I have no objection to giving it a try if @mewmew wants to make the change.

mewmew commented 8 years ago

After applying PR #25, the example grammar empty.bnf:

Start
    : Foo Bar
;

Foo
    : empty  << "no foo", nil >>
    | "foo"  << "foo", nil >>
;

Bar
    : empty << "no bar", nil >>
    | "bar" << "bar", nil >>
;

produces the following reduce functions of production table entities for empty an syntax body, https://github.com/mewspring/poc/blob/24da0316b28052c4d153b386adbeaba92065079c/empty/parser/productionstable.go#L48

    ProdTabEntry{
        String: `Foo : empty    << "no foo", nil >>`,
        Id:         "Foo",
        NTType:     2,
        Index:      2,
        NumSymbols: 0,
        ReduceFunc: func(X []Attrib) (Attrib, error) {
            return nil, nil
        },
    },

Example run with the debug_parser flag enabled.
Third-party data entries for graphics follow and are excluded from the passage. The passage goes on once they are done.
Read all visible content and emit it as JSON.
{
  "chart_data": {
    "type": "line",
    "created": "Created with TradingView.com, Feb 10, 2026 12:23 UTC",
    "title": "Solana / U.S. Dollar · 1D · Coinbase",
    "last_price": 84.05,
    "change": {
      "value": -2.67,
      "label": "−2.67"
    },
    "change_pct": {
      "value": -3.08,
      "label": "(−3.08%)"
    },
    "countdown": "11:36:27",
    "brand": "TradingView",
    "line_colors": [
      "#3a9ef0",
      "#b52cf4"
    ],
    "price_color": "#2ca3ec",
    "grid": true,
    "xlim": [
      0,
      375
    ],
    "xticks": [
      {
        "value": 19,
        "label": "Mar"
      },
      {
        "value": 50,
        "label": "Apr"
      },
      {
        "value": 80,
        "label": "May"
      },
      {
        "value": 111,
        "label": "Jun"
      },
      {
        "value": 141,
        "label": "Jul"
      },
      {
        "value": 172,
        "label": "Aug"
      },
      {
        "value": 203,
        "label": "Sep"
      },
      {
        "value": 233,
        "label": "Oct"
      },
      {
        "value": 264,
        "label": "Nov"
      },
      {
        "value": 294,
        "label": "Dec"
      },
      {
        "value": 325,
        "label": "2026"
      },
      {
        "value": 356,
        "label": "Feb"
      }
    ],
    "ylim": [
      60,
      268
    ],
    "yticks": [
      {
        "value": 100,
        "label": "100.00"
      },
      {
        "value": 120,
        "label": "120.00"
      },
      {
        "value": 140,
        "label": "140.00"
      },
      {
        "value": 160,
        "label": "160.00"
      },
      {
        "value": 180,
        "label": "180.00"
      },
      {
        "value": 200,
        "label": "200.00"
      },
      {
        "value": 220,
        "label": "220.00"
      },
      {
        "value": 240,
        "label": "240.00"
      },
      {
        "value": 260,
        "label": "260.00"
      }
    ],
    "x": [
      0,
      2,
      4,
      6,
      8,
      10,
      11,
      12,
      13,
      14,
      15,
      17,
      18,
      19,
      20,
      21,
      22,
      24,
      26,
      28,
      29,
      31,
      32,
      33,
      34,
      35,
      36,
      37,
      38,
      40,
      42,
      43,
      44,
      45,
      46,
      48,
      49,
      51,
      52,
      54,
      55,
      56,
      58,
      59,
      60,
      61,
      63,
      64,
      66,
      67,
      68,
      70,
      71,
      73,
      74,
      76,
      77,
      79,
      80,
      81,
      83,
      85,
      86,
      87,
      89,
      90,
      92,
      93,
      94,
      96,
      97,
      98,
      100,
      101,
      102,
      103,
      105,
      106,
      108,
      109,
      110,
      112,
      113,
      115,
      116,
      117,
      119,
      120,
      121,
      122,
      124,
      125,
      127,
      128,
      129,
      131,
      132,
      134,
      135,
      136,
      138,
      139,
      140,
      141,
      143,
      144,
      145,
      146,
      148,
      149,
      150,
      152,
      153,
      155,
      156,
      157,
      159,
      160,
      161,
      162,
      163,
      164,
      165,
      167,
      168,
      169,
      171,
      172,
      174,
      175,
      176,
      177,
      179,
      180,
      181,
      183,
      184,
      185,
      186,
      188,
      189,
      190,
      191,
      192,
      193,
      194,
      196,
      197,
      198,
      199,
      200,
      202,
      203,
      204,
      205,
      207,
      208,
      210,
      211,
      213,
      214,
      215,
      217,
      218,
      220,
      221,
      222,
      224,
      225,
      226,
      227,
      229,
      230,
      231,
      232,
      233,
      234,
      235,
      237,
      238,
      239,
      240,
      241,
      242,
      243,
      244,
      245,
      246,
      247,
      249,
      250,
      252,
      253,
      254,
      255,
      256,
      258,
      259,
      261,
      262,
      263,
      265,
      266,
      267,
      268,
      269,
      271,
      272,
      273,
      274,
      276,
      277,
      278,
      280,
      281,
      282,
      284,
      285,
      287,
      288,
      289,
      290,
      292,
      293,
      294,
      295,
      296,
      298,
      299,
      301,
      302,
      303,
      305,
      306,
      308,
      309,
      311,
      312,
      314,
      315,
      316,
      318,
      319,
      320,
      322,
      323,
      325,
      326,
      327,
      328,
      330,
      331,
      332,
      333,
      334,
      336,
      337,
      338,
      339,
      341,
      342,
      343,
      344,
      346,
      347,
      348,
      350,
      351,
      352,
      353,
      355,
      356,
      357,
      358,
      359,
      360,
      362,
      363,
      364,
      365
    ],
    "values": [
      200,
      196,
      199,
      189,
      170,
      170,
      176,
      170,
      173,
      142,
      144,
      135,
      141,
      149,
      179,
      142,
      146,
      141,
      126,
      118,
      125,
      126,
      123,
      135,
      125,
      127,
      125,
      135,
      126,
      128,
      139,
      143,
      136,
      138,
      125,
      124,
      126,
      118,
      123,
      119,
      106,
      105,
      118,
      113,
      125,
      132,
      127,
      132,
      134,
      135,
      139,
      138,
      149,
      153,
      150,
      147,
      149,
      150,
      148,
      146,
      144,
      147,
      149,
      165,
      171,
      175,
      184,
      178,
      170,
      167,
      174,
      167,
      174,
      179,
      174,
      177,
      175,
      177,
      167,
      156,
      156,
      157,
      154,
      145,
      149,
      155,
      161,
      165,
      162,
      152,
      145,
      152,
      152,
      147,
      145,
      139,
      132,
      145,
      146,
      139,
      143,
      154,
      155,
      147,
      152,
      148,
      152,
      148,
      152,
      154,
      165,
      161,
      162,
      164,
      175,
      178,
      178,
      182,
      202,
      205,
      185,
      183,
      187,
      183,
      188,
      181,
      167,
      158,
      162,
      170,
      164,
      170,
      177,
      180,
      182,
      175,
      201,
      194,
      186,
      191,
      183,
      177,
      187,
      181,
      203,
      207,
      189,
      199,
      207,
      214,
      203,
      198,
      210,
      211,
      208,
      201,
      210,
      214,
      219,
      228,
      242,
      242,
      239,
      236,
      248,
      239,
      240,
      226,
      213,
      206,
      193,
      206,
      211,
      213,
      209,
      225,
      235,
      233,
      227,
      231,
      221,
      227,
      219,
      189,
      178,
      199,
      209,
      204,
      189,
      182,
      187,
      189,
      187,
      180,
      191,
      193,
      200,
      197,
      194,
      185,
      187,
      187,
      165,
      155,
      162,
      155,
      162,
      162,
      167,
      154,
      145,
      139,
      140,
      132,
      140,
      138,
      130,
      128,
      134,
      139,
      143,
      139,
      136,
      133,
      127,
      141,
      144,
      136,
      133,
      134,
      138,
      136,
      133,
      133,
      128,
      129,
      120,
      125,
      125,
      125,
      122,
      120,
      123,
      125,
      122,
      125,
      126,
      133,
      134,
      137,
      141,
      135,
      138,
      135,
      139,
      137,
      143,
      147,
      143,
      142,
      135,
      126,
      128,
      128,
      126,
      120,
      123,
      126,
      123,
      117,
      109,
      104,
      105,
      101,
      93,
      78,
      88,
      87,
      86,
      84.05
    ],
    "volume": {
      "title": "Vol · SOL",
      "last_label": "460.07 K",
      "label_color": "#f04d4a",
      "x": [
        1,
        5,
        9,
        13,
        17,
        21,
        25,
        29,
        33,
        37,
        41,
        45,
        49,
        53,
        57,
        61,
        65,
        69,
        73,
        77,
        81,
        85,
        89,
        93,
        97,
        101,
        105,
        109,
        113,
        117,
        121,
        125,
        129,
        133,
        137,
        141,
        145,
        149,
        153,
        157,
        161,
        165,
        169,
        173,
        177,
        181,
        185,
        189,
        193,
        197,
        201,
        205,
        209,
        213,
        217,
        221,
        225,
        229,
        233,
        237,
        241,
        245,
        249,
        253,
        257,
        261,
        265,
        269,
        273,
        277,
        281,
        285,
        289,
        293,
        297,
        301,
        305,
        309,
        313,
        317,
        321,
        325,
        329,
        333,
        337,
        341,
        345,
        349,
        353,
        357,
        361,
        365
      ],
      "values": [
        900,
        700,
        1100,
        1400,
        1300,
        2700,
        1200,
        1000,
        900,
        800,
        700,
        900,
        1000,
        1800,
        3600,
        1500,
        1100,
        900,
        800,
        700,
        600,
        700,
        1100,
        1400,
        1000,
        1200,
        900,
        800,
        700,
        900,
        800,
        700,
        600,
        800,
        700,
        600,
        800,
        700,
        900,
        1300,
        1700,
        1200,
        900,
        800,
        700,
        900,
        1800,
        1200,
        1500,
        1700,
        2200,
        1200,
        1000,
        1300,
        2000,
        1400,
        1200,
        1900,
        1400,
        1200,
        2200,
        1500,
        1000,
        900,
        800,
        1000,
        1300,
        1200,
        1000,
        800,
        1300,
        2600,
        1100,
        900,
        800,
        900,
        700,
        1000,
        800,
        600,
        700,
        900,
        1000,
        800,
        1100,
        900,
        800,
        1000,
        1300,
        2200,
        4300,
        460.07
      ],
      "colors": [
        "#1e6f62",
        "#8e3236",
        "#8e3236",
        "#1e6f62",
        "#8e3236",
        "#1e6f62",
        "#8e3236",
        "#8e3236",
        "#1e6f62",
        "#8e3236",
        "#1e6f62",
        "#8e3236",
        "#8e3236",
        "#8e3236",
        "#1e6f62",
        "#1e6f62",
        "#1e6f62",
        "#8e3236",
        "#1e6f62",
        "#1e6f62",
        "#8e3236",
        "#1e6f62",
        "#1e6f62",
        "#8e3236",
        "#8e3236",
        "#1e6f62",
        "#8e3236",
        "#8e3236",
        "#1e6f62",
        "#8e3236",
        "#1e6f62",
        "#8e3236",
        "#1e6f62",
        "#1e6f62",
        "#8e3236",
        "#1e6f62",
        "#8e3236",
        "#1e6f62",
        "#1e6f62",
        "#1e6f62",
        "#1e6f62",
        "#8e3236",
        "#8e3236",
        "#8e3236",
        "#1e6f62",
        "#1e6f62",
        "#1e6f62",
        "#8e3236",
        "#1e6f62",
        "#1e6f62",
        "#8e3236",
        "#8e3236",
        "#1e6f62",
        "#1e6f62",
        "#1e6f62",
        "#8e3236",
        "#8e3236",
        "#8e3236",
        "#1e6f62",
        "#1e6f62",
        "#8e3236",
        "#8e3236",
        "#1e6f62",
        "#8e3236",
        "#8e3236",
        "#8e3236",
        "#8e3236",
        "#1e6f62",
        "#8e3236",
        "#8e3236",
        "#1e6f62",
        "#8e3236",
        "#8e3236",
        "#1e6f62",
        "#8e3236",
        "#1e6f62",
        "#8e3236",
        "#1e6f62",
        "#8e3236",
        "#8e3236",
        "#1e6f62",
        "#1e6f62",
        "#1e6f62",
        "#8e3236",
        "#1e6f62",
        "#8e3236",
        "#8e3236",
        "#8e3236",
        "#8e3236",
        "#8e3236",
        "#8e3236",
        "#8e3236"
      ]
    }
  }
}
u@x1 ~/D/g/s/g/m/p/empty> cat b.txt
bar
u@x1 ~/D/g/s/g/m/p/empty> empty b.txt
S0 bar(4,bar) reduce:2(Foo : empty  << "no foo", nil >>)
S2 bar(4,bar) shift:5
S5 $(1,) reduce:5(Bar : "bar"   << "bar", nil >>)
S4 $(1,) reduce:1(Start : Foo Bar   <<  >>)
S1 $(1,) accept(0)
no foo